“You look at me,” said she, with a little gasping laugh, “as if I were a drowning girl, and you chained to the bank. If you haven’t pitied me in the past, Albert, don’t pity me now; for the mere saying openly to some human being that I love him seems almost to make me happy!”
I lamely murmured some inanity, of which she took not the slightest notice.
“Is it true,” she asked, “that Mr.
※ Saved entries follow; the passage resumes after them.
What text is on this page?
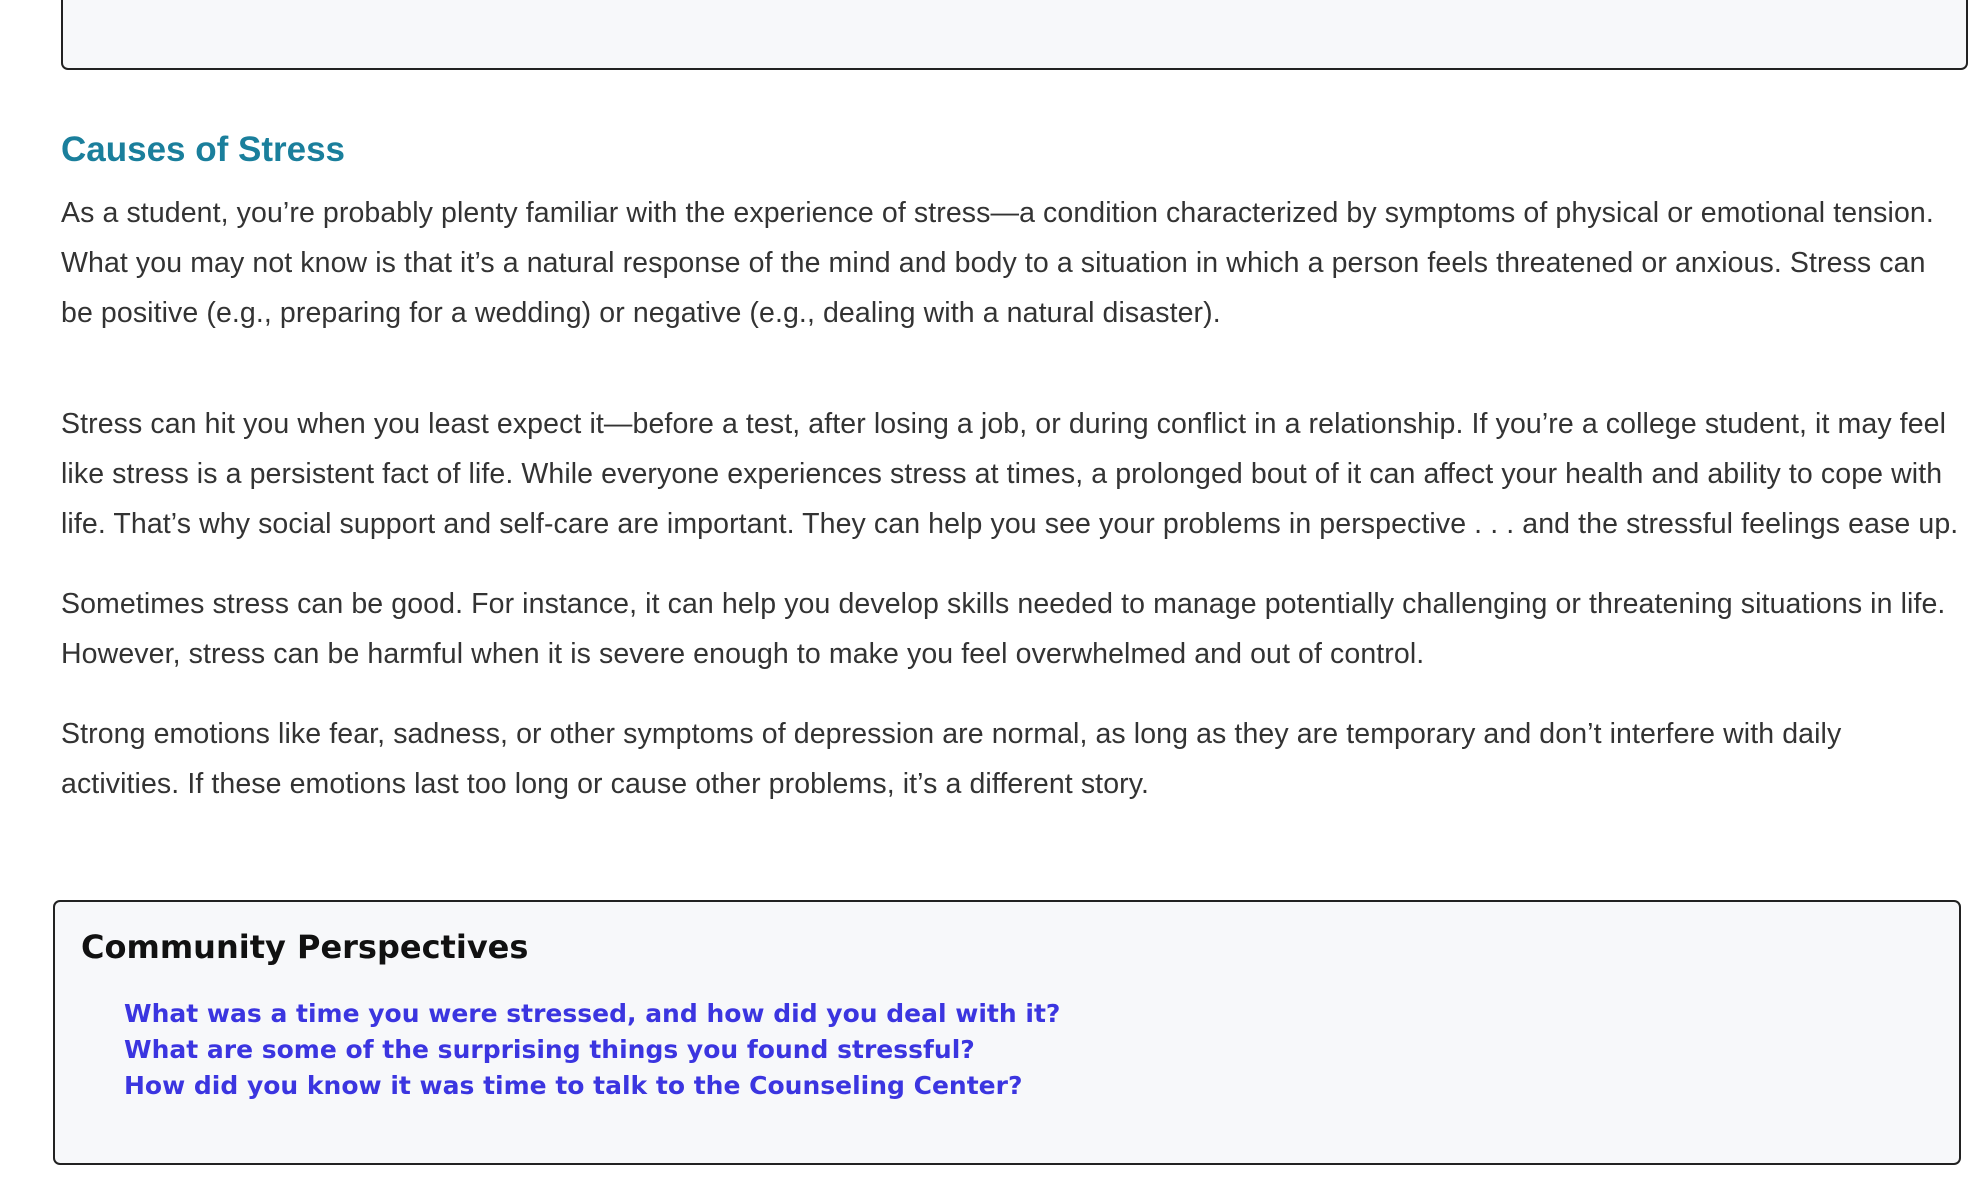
Causes of Stress

As a student, you’re probably plenty familiar with the experience of stress—a condition characterized by symptoms of physical or emotional tension. What you may not know is that it’s a natural response of the mind and body to a situation in which a person feels threatened or anxious. Stress can be positive (e.g., preparing for a wedding) or negative (e.g., dealing with a natural disaster).

Stress can hit you when you least expect it—before a test, after losing a job, or during conflict in a relationship. If you’re a college student, it may feel like stress is a persistent fact of life. While everyone experiences stress at times, a prolonged bout of it can affect your health and ability to cope with life. That’s why social support and self-care are important. They can help you see your problems in perspective . . . and the stressful feelings ease up.

Sometimes stress can be good. For instance, it can help you develop skills needed to manage potentially challenging or threatening situations in life. However, stress can be harmful when it is severe enough to make you feel overwhelmed and out of control.

Strong emotions like fear, sadness, or other symptoms of depression are normal, as long as they are temporary and don’t interfere with daily activities. If these emotions last too long or cause other problems, it’s a different story.

Community Perspectives
What was a time you were stressed, and how did you deal with it?
What are some of the surprising things you found stressful?
How did you know it was time to talk to the Counseling Center?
Elkins is to pay their debts, and that they are to be—married?”
“No,” said I, glad, for some reason which is not very clear, to find something to deny. “Nothing of the sort, I assure you.”
And again, this time something wearily, for it was the second time over it in so short a time, I explained the disposition of the Trescott estate.
“But he urged it?” she said. “He insisted upon it?”
“Yes.”
She arose, buttoned her jacket about her, and stood quietly as if to test her mastery of herself, once or twice moving as if to speak, but stopping short, with a long, quivering sigh. I longed to take her in my arms and comfort her; for, in a way, she attracted me strongly.
“Mr. Barslow,” said she at last, “I have no apology to make to you; for you are my friend. And I have no feeling toward Mr. Elkins of which, in my secret heart, and so long as he knows nothing of it, I am not proud. To know him ... and love him may be death ... but it is honor!... I am sorry Josie is poor, because it is a hard thing for her; but more because I know he will be drawn to her in a stronger way by her poverty. Shake hands with me, Albert, and be jolly, I’m jollier, away down deep, than I’ve been for a long, long time; and I thank you for that!”
We shook hands warmly, like comrades, and passed down to her carriage together. At dinner she was vivacious as ever; but I was downcast. So much so that Mrs. Hinckley devoted herself to me, cheering me with a dissertation on “Sex in Mind.” I asked myself if the atmosphere in which she had been reared had not in some degree contributed to the attitude of Antonia toward the expression to me of her regard for Jim.